En observant le chat

 

C’est une chatte trois couleurs, chatte de toit, vadrouilleuse, indépendante absolument, mais attachée, attentive aux rituels de la maison et surgissant de nulle part toujours fort à propos.

Elle navigue d’un endroit à l’autre de l’atelier pour roupiller, méditer, surveiller,bailler, se toiletter. Et toujours suivant les heures de la journée un endroit, une action particulière attribuée à l’endroit où elle se pose dans une élégance permanente.

Je ne connais pas d’animal dont le comportement apparemment indépendant voir méprisant vis à vis de nous autres humains, soit autant ritualisé.

Même le chien pourtant n’arrive pas à la hauteur du chat dans l’élaboration des rituels.

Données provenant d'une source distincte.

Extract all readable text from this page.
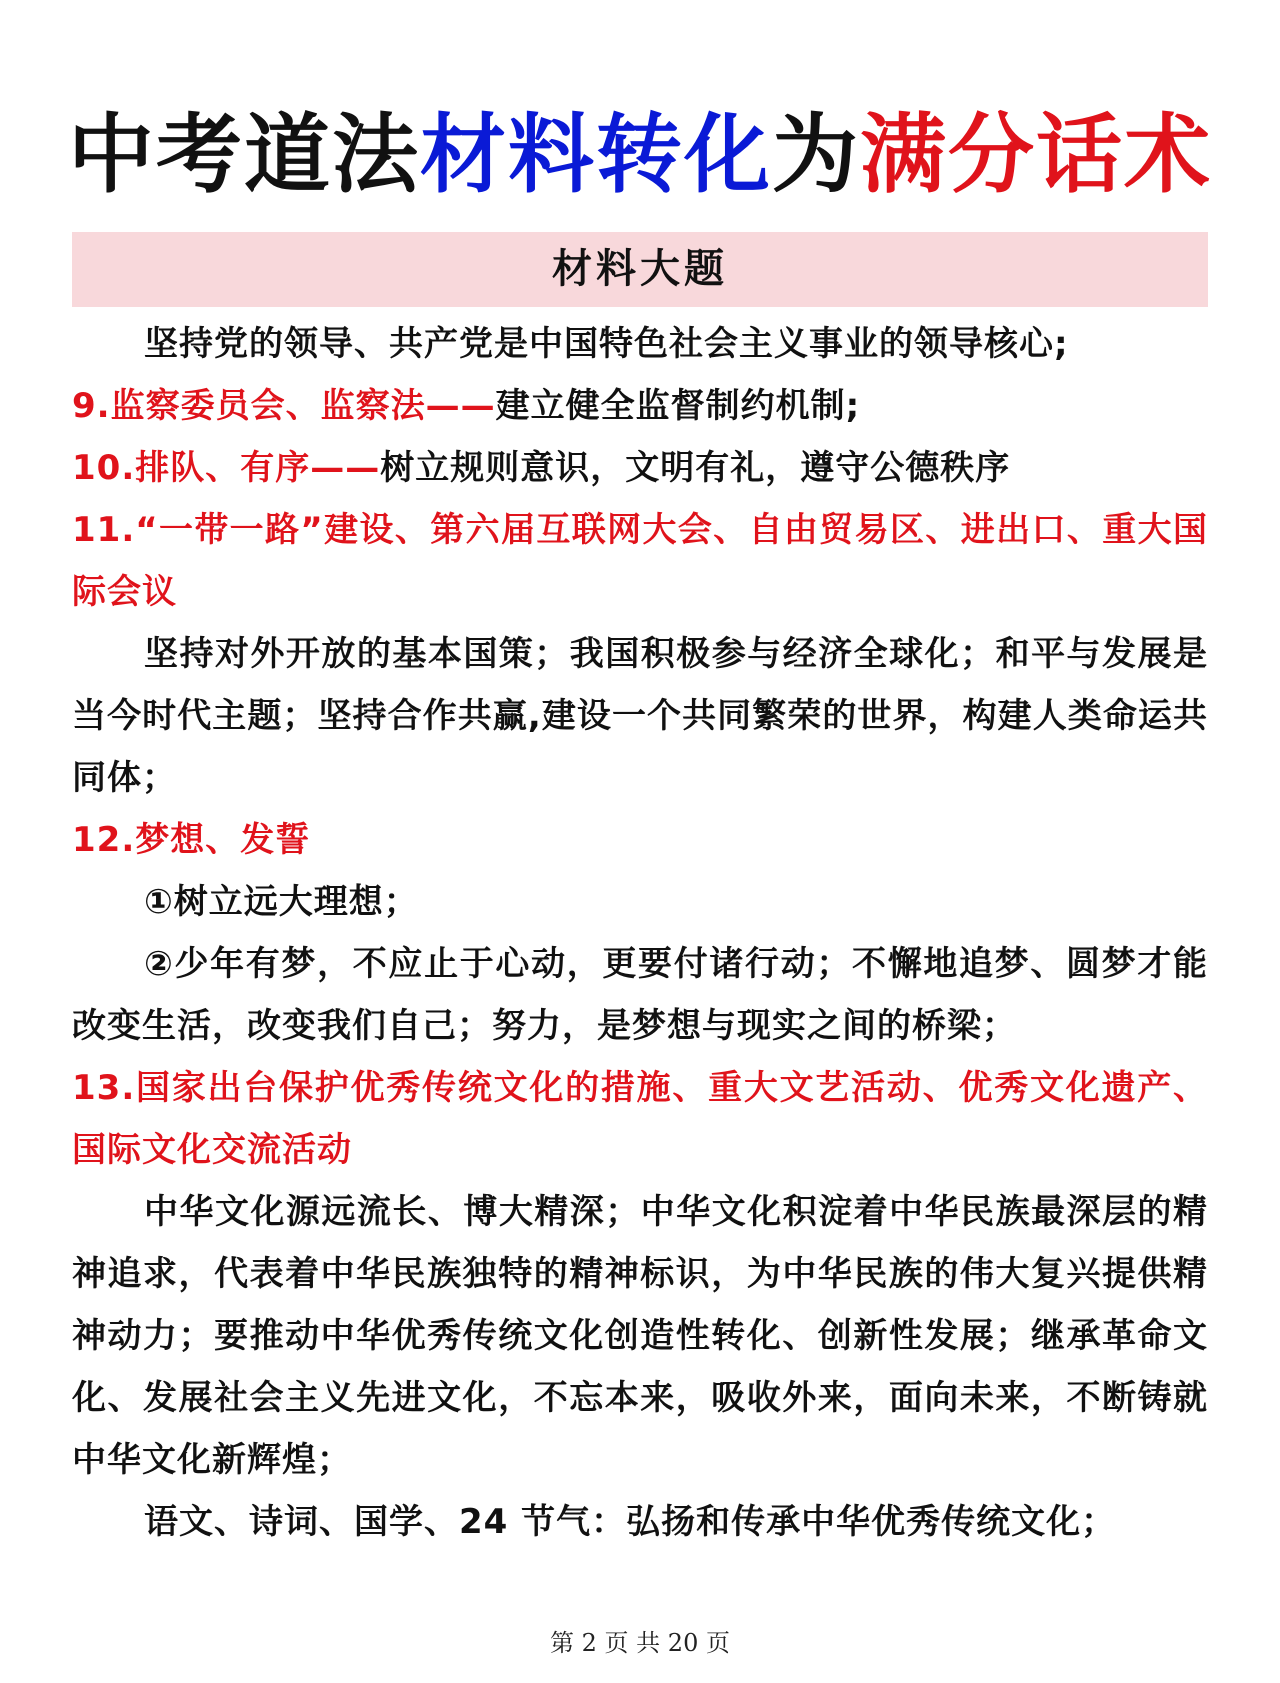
中考道法材料转化为满分话术
材料大题

坚持党的领导、共产党是中国特色社会主义事业的领导核心;

9.监察委员会、监察法——建立健全监督制约机制;

10.排队、有序——树立规则意识，文明有礼，遵守公德秩序

11.“一带一路”建设、第六届互联网大会、自由贸易区、进出口、重大国际会议

坚持对外开放的基本国策；我国积极参与经济全球化；和平与发展是当今时代主题；坚持合作共赢,建设一个共同繁荣的世界，构建人类命运共同体；

12.梦想、发誓

①树立远大理想；

②少年有梦，不应止于心动，更要付诸行动；不懈地追梦、圆梦才能改变生活，改变我们自己；努力，是梦想与现实之间的桥梁；

13.国家出台保护优秀传统文化的措施、重大文艺活动、优秀文化遗产、国际文化交流活动

中华文化源远流长、博大精深；中华文化积淀着中华民族最深层的精神追求，代表着中华民族独特的精神标识，为中华民族的伟大复兴提供精神动力；要推动中华优秀传统文化创造性转化、创新性发展；继承革命文化、发展社会主义先进文化，不忘本来，吸收外来，面向未来，不断铸就中华文化新辉煌；

语文、诗词、国学、24 节气：弘扬和传承中华优秀传统文化；

第 2 页 共 20 页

Cela fait réfléchir un peu au rôle des rituels dans la vie du chat et dans la mienne, dans la notre aussi .

Et comme je reviens toujours à la peinture puisque c’est le sujet de ce blog j’aimerais rebondir sur l’importance du rituel d’installation avant de se mettre au boulot.

Je pensais à cela en revenant de mon cours sur Charly et au fait que toutes les semaines les élèves, sans se concerter reprennent exactement leur place habituelle. A Oullins, autre atelier, même constat, les gens choisissent une place et ont tendance à toujours la reprendre de semaine en semaine, de mois en mois, d’années en années.

Si je me filmais sur un mois, dans mon atelier, on me verrait tourner autour de ma grande table de travail car j’ai coutume de changer de place suivant le format que j’aborde.  Mon rituel d’installation ne se construit pas sur le lieu ou je m’assois.

Mais plutôt dans une rupture d’espace temps et cela commence régulièrement par une cigarette et un café.

Je referme la porte derrière moi, je regarde les tableaux en cours accrochés aux murs, je bois une gorgée de café, tire sur mon clope , me gratte la tête, m’étire, baille, ferme les yeux puis les ré ouvre pour me nettoyer le regard. et doucement me voici dans le lieu et le moment, ce point de bascule entre le monde du dehors et mon univers personnel.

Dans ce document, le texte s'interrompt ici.